グローバル時代の現代では、どんな企業も圧倒的に優位な地位を維持し続けることが難しくなりました。
そんな時代にあっても、企業を存続させるためには、事業を安定的に維持・拡大させる必要があります。
他社に対して少しでも優位性を確保できる要素を持ち続けていくことが重要になる中、特許権のように法的に認められた独占排他権は、事業を有利に進めるためのツールとして重要な役割を果たします。
例えば、現在世界中で繰り広げられている米国Apple社と韓国SAMSUNG電子社とのスマホやタブレット端末を巡る特許紛争は、この独占排他権を巡る戦いです。
特許権侵害が認められれば、その製品を製造して販売することが禁止されてしまいます。 つまり、特許権者は、他社製品を排除して独占的な優位性を築くことになります。
このように特許権を取得し活用することによって競合他社製品を排除することができれば、自社事業の収益を高めることができるようになります。
○中小企業や個人事業主が特許権を取得する意義とは?
このような特許権の効力は、その持ち主が大企業であっても個人であっても変わりません。
通常、個人や中小企業が大企業と取引しようと思ってもなかなか難しいことも多いです。でも、特許権を取得し活用することにより、個人や中小企業であっても、大企業と互角に取引できたり渡り合えることができたりします。
例えば、イーパーセル株式会社は、企業向けの大容量データ配信サービス「e・パーセル電子宅配便」を展開している会社です。
このサービスに使われている技術は、現在の通信・ネットワークサービスに欠かせない技術だそうです。

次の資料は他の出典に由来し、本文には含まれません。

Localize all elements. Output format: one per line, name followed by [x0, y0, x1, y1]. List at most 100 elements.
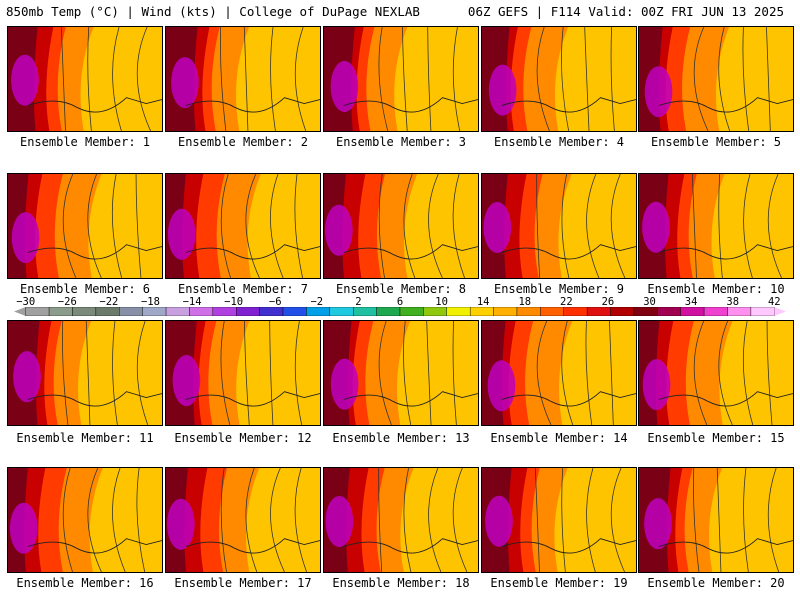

イーパーセル社は、この技術に関して特許権を取得しており、米国グーグル社やカナダのリサーチ・イン・モーション(RIM)社といった世界的な企業に特許訴訟を提起し、和解によるライセンス契約を締結しています。 (http://www.nikkei.com/article/DGXNASDD090EE_Z00C12A8000000/) このような戦いに勝つことで知名度の向上や事業拡大を図ることができます。
また、取得した特許権によって企業を大きくした例も多くみられます。例えば、LEDで有名な日亜化学工業株式会社は、青色発光ダイオード関連の特許権を取得することで市場での地位を高めることに成功しました。

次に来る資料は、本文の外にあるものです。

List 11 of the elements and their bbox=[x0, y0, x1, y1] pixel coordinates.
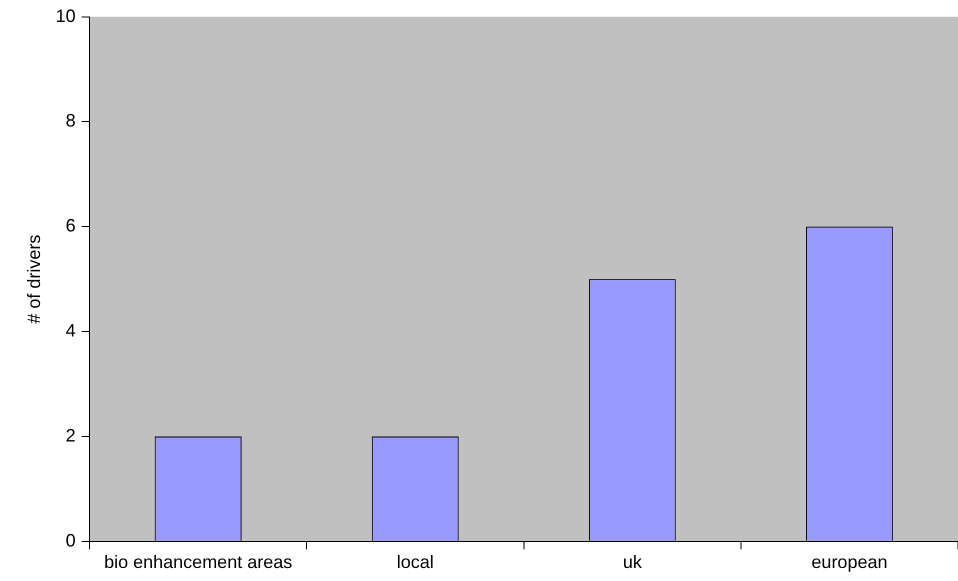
y-tick-label: 2 bbox=[66, 425, 76, 446]
x-tick-label: european bbox=[811, 552, 888, 572]
x-tick-label: local bbox=[396, 552, 434, 572]
y-tick-label: 10 bbox=[56, 6, 76, 26]
y-tick-label: 8 bbox=[66, 110, 76, 131]
y-tick-label: 4 bbox=[66, 320, 76, 341]
x-tick-label: uk bbox=[622, 552, 643, 572]
y-tick-label: 0 bbox=[66, 530, 76, 550]
x-tick-label: bio enhancement areas bbox=[104, 552, 292, 572]
y-tick-label: 6 bbox=[66, 216, 76, 236]
y-axis-title: # of drivers bbox=[24, 234, 44, 324]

○中小企業や個人事業主が自社製品の市場を拡大するための特許活用方法とは?
中小企業や個人事業主が特許権を取得して関連製品を製造・販売する場合、その特許権がすでに存在する市場に関連するものであれば、製品に反映したときに収益に結び付きやすいかもしれませんが、利益の大きさといった観点からは多くは望めない場合もあります。
一方、既存の市場がない場合には、売れれば収益も大きいものの、一から市場形成に取り組む必要があります。
そのためには量産したり販売したり、といった体制や仕組みを構築しなければならないのですが、中小企業や個人事業主では、そこまでの体力はありません。
市場が小さいままでは、せっかく特許権を取得して市場を独占することができても開発費用を回収するまでにも膨大な時間がかかってしまい、宝の持ち腐れになってしまいます。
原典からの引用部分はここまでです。